Last Monday October 23rd I was in Manchester doing a balayage masterclass for Toni and Guy at the Loreal Academy. What made it so special for me was the fact that Jo O’Neill and Jane Stacey wanted to come along. Already doing some freehand work within the company they were interested in my proven method of Balayage application and its clear and precise approach. As we all know there are many was to balayage some better than others, but it often lacks precision and for a large company such as Toni and Guy to add it to their colour menu and launch it through all their salon groups consistant solid training and results are needed. The group was a good size and all different age ranges but the passion for colour was clear, along with some very solid foundations in application and execution. Who said Balayage was a trend?, I think after the last few years of me shouting out loud about the balayage revolution its now a must have piece in a colourists repitoire.
Summer is drawing to an end, but the Balayage revolution never stops. What a summer it has been.
the September issue of Proffesional Hairdresser is out with a beautiful two page spread featuring my work and thoughts on Balayage, for the salon succesful colourist it makes a great read. The funniest part is the opening line “the good ship Balayage with captain Jack Howard “- love it. The article is below for you to see if you don’t get the magazine.
The best news this week, was the fact I’ve been invited to work the stage for Hairdressers Journal with some Balayage, the panick has already set in trying to find the five models I will need, I have a month and a half to sort it. Later this month I’m going to get my assessor qualification and that all starts August 20th, I feel it’s something good to have and it will enable me to grade students at collages and within the salon for their NVQ’S all good #neverstoplearning, but it will be fun going back to school, i’m trying to condense it and fast track it, not sure if I will but i’m going to give it my best.

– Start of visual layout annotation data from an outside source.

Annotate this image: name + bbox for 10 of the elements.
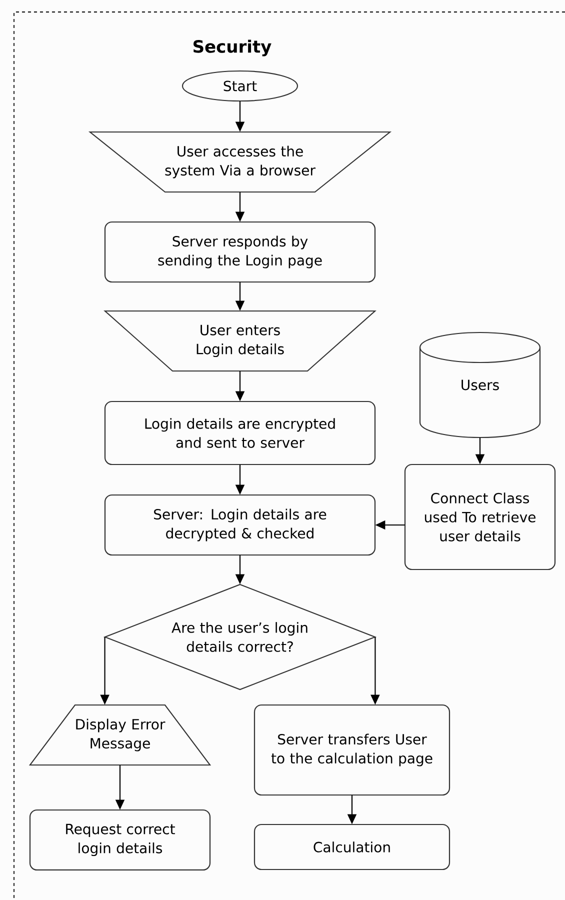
process-box: Server transfers User to the calculation page: [254, 704, 450, 796]
terminal-oval: Start: [182, 70, 298, 102]
process-box: Server responds by sending the Login page: [104, 221, 376, 283]
title: Security: [194, 40, 272, 56]
process-box: Connect Class used To retrieve user details: [404, 464, 556, 570]
process-box: Server: Login details are decrypted & checked: [104, 494, 376, 556]
database-cylinder: Users: [419, 332, 541, 438]
process-box: Login details are encrypted and sent to server: [104, 400, 376, 466]
process-box: Request correct login details: [29, 809, 211, 871]
process-box: Calculation: [254, 824, 450, 870]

In a recent article on-line for Professional Hairdresser I was quoted as saying foils where going to go the way of the cap, and I believe that to be true, we only have to look at the A-list celebrity to see this, look at Michelle Williams in the latest Louis Vuitton campaign, you can’t get that with foils. It’s not that I hate foils thirty years ago when I was training I found them amazing,interesting and creative compared to the cap, but for years now many hairdressers have been doing the same pattern on all clients, it’s quickish, lucrative, you don’t have to really think to hard but often a commercial colourist can feel like a machine. Many times walking in to a salon it’s a sea of clients wrapped in perfectly placed foils, the results are rather boring unimaginative and it doesn’t feel artistic to me. for many colourists my age, thats what we know and its hard to start learning something new again (if its not broken don’t mess with it) and for many younger colourists that’s what their mums and aunties had, there is a whole new world out there and its called Balayage
Most of my Brunette clients like being brown, they hate orange and red tones and just want to look natural. Never have I heard a client say can you put some orange highlights in my hair Jack!. Yet all around me I can see that orange brown glow of badly coloured hair, in all fairness its hard to keep the brassy tones away in the sunshine and colour does oxidize but even so its our job as colourists to work hard at keeping the brass away.